Estevez, like Sheedy, and to some extent Lowe and others, agreed that he did not like the article and felt betrayed.
“I did some journalism but nothing to the point of a real profile, and that made me think I was naive to think that this journalist would actually be my friend,” Estevez tells McCarthy in the film. “The most upsetting part about it was that I actually saw a different path for myself and I felt off track.”
McCarthy visits Moore, barefoot and wearing blue jeans, at her home and is sympathetic to his belief that the Brat Pack brand was a disgrace.
But then she tends to McCarthy as if she were his therapist and gives him a little reality check.
“Why did we consider it a crime? Why did we consider it a bad thing?” asks Moore, who… Own real life traumas They include a neglectful, alcoholic mother, a father who committed suicide, and was raped as a teenager.
Moore was once engaged to Estevez and admits she was of a sober mindset on the set of “St. Elmo’s Fire” successfully struggling to stay sober.

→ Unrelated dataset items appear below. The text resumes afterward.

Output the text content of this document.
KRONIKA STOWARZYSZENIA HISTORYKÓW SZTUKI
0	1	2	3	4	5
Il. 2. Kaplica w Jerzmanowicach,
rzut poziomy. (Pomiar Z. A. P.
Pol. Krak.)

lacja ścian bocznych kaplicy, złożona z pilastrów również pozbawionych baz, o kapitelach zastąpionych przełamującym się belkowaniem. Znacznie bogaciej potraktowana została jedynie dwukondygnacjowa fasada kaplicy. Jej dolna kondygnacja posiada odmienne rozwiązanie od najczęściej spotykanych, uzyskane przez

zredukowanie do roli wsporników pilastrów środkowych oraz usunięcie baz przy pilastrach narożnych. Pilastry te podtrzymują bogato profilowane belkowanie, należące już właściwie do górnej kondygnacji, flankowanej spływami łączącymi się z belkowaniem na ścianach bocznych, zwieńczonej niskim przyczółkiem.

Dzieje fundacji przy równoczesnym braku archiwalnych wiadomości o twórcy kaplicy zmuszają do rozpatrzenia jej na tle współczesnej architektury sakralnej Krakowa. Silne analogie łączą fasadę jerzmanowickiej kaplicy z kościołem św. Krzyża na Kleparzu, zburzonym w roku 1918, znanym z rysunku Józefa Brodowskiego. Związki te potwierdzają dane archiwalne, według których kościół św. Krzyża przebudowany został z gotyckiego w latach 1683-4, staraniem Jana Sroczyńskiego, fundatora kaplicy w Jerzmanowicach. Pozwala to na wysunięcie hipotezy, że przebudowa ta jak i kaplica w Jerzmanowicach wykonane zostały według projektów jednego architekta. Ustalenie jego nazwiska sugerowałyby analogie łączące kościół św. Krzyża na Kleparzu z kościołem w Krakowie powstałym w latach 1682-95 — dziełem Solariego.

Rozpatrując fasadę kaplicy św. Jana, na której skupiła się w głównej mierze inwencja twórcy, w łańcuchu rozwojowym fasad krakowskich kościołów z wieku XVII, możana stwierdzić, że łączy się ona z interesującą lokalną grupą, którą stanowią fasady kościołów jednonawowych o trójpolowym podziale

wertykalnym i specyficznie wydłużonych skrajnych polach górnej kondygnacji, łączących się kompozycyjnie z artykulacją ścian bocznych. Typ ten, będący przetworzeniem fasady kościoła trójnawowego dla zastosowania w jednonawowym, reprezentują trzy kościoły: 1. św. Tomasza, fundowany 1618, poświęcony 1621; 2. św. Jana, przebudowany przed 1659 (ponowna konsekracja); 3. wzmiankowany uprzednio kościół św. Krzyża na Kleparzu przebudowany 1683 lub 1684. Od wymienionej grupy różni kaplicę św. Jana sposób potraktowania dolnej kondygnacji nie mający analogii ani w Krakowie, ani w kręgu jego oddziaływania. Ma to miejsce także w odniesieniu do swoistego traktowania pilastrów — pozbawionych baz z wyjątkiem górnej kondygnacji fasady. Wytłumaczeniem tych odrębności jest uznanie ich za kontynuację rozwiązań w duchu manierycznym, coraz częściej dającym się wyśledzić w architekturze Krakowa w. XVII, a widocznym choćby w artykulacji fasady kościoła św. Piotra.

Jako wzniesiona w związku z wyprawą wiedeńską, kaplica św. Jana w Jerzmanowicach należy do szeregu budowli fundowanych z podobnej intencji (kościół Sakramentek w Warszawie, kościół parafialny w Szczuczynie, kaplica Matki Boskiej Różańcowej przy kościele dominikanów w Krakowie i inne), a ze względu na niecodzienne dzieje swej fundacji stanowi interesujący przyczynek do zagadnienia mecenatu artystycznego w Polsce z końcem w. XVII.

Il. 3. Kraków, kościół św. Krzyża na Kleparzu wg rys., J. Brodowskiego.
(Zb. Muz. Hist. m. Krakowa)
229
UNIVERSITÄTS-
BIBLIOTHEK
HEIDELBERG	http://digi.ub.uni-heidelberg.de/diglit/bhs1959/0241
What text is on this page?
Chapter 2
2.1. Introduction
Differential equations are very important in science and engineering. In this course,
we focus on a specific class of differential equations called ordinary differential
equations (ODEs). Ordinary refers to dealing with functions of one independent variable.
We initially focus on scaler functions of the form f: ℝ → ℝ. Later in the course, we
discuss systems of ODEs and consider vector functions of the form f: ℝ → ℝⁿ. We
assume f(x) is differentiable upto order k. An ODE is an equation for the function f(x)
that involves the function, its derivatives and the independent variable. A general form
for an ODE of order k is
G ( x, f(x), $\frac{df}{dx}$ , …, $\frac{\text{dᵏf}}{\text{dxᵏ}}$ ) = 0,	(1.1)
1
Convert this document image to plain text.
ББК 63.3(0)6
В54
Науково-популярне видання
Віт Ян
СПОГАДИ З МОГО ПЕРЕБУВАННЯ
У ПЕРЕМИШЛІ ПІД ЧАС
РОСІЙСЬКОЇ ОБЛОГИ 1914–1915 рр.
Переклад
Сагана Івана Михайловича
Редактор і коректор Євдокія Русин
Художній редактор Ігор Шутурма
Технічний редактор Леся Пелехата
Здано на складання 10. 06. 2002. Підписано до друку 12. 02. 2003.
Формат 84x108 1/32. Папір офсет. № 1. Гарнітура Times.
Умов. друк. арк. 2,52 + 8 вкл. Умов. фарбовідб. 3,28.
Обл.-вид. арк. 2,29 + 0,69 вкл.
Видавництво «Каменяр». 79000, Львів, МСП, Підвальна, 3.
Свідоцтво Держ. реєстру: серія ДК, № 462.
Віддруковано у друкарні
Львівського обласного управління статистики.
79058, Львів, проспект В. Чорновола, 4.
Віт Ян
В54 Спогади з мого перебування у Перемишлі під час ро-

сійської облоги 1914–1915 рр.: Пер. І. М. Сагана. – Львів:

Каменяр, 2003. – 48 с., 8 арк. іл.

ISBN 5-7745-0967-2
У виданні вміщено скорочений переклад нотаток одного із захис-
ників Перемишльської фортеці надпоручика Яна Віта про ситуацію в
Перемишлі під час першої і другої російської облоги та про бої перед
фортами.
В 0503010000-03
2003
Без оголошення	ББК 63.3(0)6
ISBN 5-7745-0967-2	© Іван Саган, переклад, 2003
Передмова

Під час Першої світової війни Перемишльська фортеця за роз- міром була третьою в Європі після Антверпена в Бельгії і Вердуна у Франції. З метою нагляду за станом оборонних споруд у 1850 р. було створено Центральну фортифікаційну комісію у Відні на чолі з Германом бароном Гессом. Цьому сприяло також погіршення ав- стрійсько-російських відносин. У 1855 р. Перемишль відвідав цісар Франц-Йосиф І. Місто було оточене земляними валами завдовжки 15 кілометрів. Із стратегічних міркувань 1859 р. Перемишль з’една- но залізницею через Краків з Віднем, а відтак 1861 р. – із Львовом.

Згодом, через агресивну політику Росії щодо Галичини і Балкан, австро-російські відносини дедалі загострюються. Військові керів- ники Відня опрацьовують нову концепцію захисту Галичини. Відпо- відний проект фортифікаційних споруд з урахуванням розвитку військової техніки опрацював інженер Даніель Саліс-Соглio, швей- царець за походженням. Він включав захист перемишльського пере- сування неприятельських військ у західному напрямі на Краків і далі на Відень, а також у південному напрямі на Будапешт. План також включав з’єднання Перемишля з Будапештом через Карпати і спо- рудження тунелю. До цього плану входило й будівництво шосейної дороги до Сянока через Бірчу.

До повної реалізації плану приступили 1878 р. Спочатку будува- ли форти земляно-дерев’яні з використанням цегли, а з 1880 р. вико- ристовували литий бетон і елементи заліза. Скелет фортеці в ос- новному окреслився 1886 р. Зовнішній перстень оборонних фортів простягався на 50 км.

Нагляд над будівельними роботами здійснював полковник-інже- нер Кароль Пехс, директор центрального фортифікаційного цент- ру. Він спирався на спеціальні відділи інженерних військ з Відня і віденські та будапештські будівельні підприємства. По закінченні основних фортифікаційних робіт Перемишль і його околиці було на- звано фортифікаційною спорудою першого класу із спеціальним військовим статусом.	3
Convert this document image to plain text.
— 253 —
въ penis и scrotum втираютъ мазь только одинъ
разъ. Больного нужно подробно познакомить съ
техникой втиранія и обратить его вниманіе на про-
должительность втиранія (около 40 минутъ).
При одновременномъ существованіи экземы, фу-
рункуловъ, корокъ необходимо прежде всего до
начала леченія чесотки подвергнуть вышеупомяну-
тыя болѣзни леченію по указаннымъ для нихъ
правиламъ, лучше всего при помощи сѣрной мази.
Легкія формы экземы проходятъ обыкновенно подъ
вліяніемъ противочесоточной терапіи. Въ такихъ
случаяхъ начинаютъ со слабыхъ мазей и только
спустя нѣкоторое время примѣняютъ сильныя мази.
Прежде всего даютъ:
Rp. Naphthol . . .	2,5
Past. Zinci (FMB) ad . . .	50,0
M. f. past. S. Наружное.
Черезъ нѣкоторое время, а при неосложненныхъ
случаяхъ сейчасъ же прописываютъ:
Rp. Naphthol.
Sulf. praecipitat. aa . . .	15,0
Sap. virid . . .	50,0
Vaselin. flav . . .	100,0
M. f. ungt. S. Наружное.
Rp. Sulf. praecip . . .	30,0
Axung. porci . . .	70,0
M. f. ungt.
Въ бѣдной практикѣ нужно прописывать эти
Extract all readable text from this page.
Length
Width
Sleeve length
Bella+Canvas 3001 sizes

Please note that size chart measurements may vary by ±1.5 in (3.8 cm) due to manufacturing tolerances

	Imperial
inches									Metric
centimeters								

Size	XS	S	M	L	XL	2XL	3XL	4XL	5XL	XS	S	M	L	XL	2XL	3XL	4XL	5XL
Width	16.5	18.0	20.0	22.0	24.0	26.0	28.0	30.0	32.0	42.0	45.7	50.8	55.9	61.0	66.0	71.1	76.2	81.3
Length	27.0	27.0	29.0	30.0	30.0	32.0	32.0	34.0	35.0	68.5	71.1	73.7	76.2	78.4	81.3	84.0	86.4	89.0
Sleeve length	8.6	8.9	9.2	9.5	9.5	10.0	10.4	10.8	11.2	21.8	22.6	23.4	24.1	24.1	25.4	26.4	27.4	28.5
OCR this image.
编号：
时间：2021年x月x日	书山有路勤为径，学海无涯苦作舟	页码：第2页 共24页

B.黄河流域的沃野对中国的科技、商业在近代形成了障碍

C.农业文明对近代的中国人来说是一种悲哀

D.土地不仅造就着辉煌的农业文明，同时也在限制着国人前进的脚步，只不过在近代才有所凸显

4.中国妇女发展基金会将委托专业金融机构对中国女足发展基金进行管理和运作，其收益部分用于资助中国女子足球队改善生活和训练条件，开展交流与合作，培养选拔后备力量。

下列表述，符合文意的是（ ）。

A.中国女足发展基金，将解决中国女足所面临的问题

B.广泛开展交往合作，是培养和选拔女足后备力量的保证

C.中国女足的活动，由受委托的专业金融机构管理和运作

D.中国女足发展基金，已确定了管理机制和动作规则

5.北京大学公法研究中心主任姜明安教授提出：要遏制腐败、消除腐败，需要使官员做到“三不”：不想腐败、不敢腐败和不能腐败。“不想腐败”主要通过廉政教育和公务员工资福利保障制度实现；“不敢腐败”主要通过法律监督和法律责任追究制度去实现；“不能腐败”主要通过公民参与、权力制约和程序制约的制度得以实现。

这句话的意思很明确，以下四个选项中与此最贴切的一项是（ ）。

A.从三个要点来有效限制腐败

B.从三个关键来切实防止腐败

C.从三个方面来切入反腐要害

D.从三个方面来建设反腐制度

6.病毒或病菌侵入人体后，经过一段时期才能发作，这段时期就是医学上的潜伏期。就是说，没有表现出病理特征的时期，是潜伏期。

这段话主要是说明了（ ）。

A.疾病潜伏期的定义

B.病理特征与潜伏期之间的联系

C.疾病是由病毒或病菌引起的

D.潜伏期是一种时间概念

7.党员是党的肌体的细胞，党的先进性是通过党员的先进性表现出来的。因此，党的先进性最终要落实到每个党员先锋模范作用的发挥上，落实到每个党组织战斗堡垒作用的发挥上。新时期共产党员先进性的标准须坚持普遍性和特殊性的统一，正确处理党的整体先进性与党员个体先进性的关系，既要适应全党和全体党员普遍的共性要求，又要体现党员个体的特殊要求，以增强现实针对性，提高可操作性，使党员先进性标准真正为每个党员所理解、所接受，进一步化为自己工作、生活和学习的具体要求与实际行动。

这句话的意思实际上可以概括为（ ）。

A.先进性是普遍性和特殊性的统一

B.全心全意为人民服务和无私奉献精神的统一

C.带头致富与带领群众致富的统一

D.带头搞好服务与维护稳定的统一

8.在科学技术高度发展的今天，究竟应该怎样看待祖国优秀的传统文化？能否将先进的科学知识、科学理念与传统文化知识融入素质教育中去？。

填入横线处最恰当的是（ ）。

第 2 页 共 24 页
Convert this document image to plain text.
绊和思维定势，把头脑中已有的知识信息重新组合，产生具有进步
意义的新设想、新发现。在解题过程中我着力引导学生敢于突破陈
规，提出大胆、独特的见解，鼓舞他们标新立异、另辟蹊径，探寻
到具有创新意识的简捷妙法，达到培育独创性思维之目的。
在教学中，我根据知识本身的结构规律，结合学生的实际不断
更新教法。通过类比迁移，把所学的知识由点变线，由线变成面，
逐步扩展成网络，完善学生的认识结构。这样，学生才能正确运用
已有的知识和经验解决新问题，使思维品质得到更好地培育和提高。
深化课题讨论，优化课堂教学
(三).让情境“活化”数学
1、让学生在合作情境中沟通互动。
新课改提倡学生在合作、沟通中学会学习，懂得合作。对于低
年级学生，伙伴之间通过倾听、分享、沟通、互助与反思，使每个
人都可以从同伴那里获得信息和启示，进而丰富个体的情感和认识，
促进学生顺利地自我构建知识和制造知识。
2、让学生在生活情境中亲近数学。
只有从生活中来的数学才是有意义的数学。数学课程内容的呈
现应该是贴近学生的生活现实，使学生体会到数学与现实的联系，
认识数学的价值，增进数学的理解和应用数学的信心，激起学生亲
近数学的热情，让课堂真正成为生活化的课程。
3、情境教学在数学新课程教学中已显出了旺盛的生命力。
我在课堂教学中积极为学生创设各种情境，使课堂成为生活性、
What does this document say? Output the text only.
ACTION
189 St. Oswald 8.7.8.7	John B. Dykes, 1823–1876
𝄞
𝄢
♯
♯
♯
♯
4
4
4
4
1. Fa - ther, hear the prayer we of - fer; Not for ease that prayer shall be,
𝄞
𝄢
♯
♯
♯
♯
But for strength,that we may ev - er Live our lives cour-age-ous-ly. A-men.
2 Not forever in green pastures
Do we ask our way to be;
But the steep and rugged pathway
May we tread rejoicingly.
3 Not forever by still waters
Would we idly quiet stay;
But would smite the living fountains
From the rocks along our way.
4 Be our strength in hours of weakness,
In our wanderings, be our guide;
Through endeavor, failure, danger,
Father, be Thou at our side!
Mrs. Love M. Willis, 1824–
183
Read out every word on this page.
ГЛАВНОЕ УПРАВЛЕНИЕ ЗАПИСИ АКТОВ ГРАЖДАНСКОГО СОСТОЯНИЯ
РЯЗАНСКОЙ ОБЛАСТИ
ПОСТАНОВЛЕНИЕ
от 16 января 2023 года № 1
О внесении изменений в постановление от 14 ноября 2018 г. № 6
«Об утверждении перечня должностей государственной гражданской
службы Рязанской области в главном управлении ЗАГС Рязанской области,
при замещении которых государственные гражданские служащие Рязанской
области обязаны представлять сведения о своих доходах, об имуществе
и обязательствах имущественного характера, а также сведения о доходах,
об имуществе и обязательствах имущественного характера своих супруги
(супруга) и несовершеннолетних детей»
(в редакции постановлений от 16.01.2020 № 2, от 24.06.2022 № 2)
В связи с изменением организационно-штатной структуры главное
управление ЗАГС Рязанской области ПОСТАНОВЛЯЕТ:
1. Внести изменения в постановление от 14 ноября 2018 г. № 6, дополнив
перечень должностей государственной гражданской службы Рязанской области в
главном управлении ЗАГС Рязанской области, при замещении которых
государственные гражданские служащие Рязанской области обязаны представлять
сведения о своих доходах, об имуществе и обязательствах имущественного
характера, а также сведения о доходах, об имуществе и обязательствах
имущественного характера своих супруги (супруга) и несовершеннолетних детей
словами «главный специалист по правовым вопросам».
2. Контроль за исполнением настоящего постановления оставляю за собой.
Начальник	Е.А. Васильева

“I was angry and felt like this was a really limited perspective,” Moore says in the film about reading the article for the first time. “But I don’t know if I took it personally over time, maybe like you did. Yes he came out and tried to belittle us, but it was also an opportunity to move past him and say no, I’m so much more than that.”
Moore suggests to McCarthy that the Brat Pack article was a form of what she calls “hostility,” adding that McCarthy continuing to view it as a negative and seeing people against it will only perpetuate the problem.
“Hostility only breeds hostility,” Moore said. “Then you’re ready to recreate it until you get to a point where you don’t want to do it anymore.”
Molly Ringwald, who appears in clips from her films, declined to participate but seemed to adhere to Moore’s philosophy.
“Molly said she would think about it,” McCarthy told Jon Cryer when they met and Cryer asked him if he had spoken to his “Pretty In Pink” co-star, “but she might just want to keep looking forward.”